13. In the present case, apart from the fact that the Industrial Court had no jurisdiction to entertain the complaint with reference to the provisions of Item 1 of Schedule IV, evidence was duly adduced on behalf of the employer and upon a consideration of evidence the Court came to the conclusion that a number of warnings and Memos were issued to the workman and that from the evidence of the company "it is established that the complainant's driving was not satisfactory". Even though no enquiry was held, the employer had thus on the basis of the evidence produced before the Industrial Court justified the termination of service. There is no allegation of mala fides or of victimisation. In the circumstances, I am of the view that the Industrial Court was not justified in directing that the workman be reinstated in the service of the employer. Given the nature of the evidence against the workman in the present case, it would be impossible to compel or direct the employer to take the workman in the service of the employer. In the circumstances, the order of the Industrial Court is not sustainable and is liable to be quashed and set aside. Even within the restrictive para meters of and the wise limitations placed on the exercise of the jurisdiction under Article 226, I am of the view that interference by the Court is necessary. The order of the Tribunal is legally perverse and suffers from a clear error apparent on the fact of the record.
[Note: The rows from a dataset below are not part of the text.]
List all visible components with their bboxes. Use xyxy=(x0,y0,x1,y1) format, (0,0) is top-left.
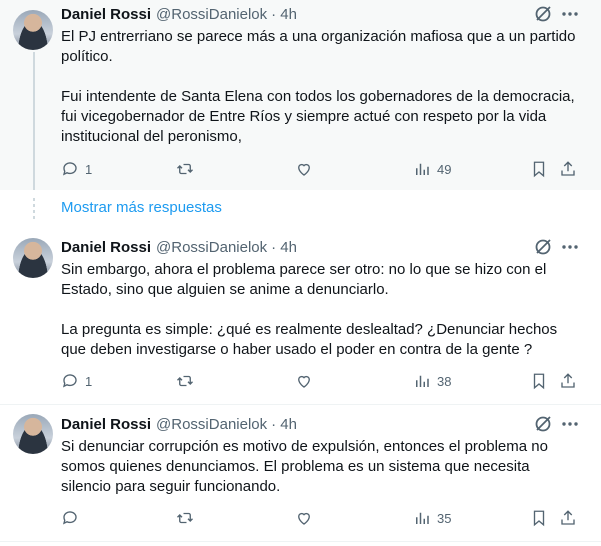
retweet-icon xyxy=(177,163,193,175)
reply-count: 1 xyxy=(85,161,93,177)
views-count: 35 xyxy=(437,510,452,526)
author-name[interactable]: Daniel Rossi xyxy=(61,416,151,433)
tweet-paragraph: Sin embargo, ahora el problema parece se… xyxy=(61,261,547,298)
grok-icon[interactable] xyxy=(533,237,553,257)
tweet-header: Daniel Rossi @RossiDanielok · 4h xyxy=(61,414,297,434)
author-name[interactable]: Daniel Rossi xyxy=(61,239,151,256)
retweet-button[interactable] xyxy=(176,508,200,528)
views-icon xyxy=(416,375,429,387)
retweet-icon xyxy=(177,512,193,524)
reply-count: 1 xyxy=(85,373,93,389)
tweet-paragraph: Si denunciar corrupción es motivo de exp… xyxy=(61,438,548,495)
avatar[interactable] xyxy=(13,238,53,278)
reply-icon xyxy=(62,511,77,525)
views-count: 49 xyxy=(437,161,452,177)
reply-button[interactable]: 1 xyxy=(61,159,92,179)
show-more-replies-link[interactable]: Mostrar más respuestas xyxy=(61,198,222,218)
author-handle[interactable]: @RossiDanielok xyxy=(156,6,267,23)
tweet-text: Sin embargo, ahora el problema parece se… xyxy=(61,260,581,360)
action-bar: 35 xyxy=(61,508,581,528)
views-icon xyxy=(416,163,429,175)
tweet-text: Si denunciar corrupción es motivo de exp… xyxy=(61,437,581,497)
more-icon[interactable] xyxy=(560,414,580,434)
tweet-header: Daniel Rossi @RossiDanielok · 4h xyxy=(61,237,297,257)
thread-dots xyxy=(33,198,35,220)
views-button[interactable]: 38 xyxy=(413,371,451,391)
more-icon[interactable] xyxy=(560,4,580,24)
like-button[interactable] xyxy=(295,508,319,528)
tweet-paragraph: Fui intendente de Santa Elena con todos … xyxy=(61,88,575,145)
author-name[interactable]: Daniel Rossi xyxy=(61,6,151,23)
tweet-header: Daniel Rossi @RossiDanielok · 4h xyxy=(61,4,297,24)
tweet-time[interactable]: · 4h xyxy=(271,416,297,433)
bookmark-icon xyxy=(533,510,545,527)
views-button[interactable]: 49 xyxy=(413,159,451,179)
like-icon xyxy=(298,375,310,388)
views-count: 38 xyxy=(437,373,452,389)
share-button[interactable] xyxy=(559,508,577,528)
tweet-1[interactable]: Daniel Rossi @RossiDanielok · 4h El PJ e… xyxy=(0,0,601,190)
reply-button[interactable]: 1 xyxy=(61,371,92,391)
reply-icon xyxy=(62,162,77,176)
author-handle[interactable]: @RossiDanielok xyxy=(156,416,267,433)
author-handle[interactable]: @RossiDanielok xyxy=(156,239,267,256)
retweet-button[interactable] xyxy=(176,371,200,391)
tweet-paragraph: El PJ entrerriano se parece más a una or… xyxy=(61,28,576,65)
grok-icon[interactable] xyxy=(533,4,553,24)
share-icon xyxy=(561,161,575,176)
avatar[interactable] xyxy=(13,414,53,454)
more-icon[interactable] xyxy=(560,237,580,257)
share-button[interactable] xyxy=(559,371,577,391)
reply-icon xyxy=(62,374,77,388)
retweet-button[interactable] xyxy=(176,159,200,179)
bookmark-icon xyxy=(533,161,545,178)
bookmark-button[interactable] xyxy=(530,371,548,391)
tweet-time[interactable]: · 4h xyxy=(271,6,297,23)
views-icon xyxy=(416,512,429,524)
share-icon xyxy=(561,373,575,388)
views-button[interactable]: 35 xyxy=(413,508,451,528)
like-button[interactable] xyxy=(295,159,319,179)
thread-line xyxy=(33,52,35,190)
action-bar: 1 38 xyxy=(61,371,581,391)
retweet-icon xyxy=(177,375,193,387)
tweet-3[interactable]: Daniel Rossi @RossiDanielok · 4h Si denu… xyxy=(0,404,601,546)
divider xyxy=(0,541,601,542)
tweet-2[interactable]: Daniel Rossi @RossiDanielok · 4h Sin emb… xyxy=(0,226,601,404)
grok-icon[interactable] xyxy=(533,414,553,434)
tweet-time[interactable]: · 4h xyxy=(271,239,297,256)
share-button[interactable] xyxy=(559,159,577,179)
share-icon xyxy=(561,510,575,525)
tweet-paragraph: La pregunta es simple: ¿qué es realmente… xyxy=(61,321,558,358)
reply-button[interactable] xyxy=(61,508,85,528)
bookmark-icon xyxy=(533,373,545,390)
avatar[interactable] xyxy=(13,10,53,50)
bookmark-button[interactable] xyxy=(530,508,548,528)
action-bar: 1 49 xyxy=(61,159,581,179)
bookmark-button[interactable] xyxy=(530,159,548,179)
like-button[interactable] xyxy=(295,371,319,391)
tweet-text: El PJ entrerriano se parece más a una or… xyxy=(61,27,581,147)
like-icon xyxy=(298,512,310,525)
like-icon xyxy=(298,163,310,176)
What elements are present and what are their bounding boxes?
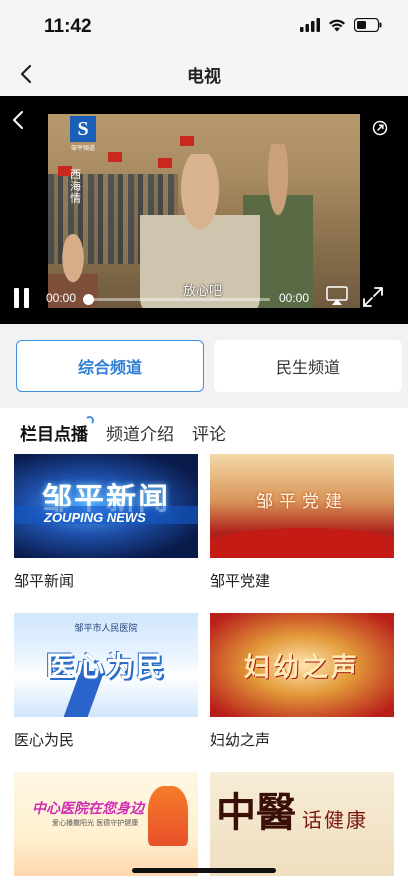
tab-livelihood-channel[interactable]: 民生频道 [214,340,402,392]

14. Before concluding, it would be necessary to record that during the course of the hearing an attempt was made to resolve the dispute between the parties on the suggestion of the Court. The last drawn salary of the workman was Rs. 3,000/- per month and it is stated that the workman had worked with the employer for about six years. The learned Counsel appearing on behalf of the employer has informed the Court on instructions that in deference to the suggestion, the employer was willing to pay an amount of Rs. 70,000/- to the workman to put an end to the dispute, though the employer is willing to establish in the course of submissions that the action is justified and sustainable. Mr. N.M. Ganguli appearing on behalf of the workman had sought an adjournment which was granted since the learned Counsel desired some time to explain the position to the workman. Mr. Ganguli has thereafter, however, informed the Court that the workman is not willing to accept the aforesaid amount and that he would be willing to settle the dispute only if an amount of between Rs. 5 to 6 lakhs is paid to him as compensation. The learned Counsel for the employer has stated that it is not possible to pay the aforesaid amount to the workman, having regard to all the facts and circumstances. The matter has in view thereof been heard on merits, and is being disposed of by the present order.

15. In the circumstances, Writ Petition 1589 of 1977 is allowed and is made absolute in terms of prayer Clause (a). Writ Petition No. 2395 of 1998 is dismissed. In the circumstances of the case, there shall, be no Order as to costs.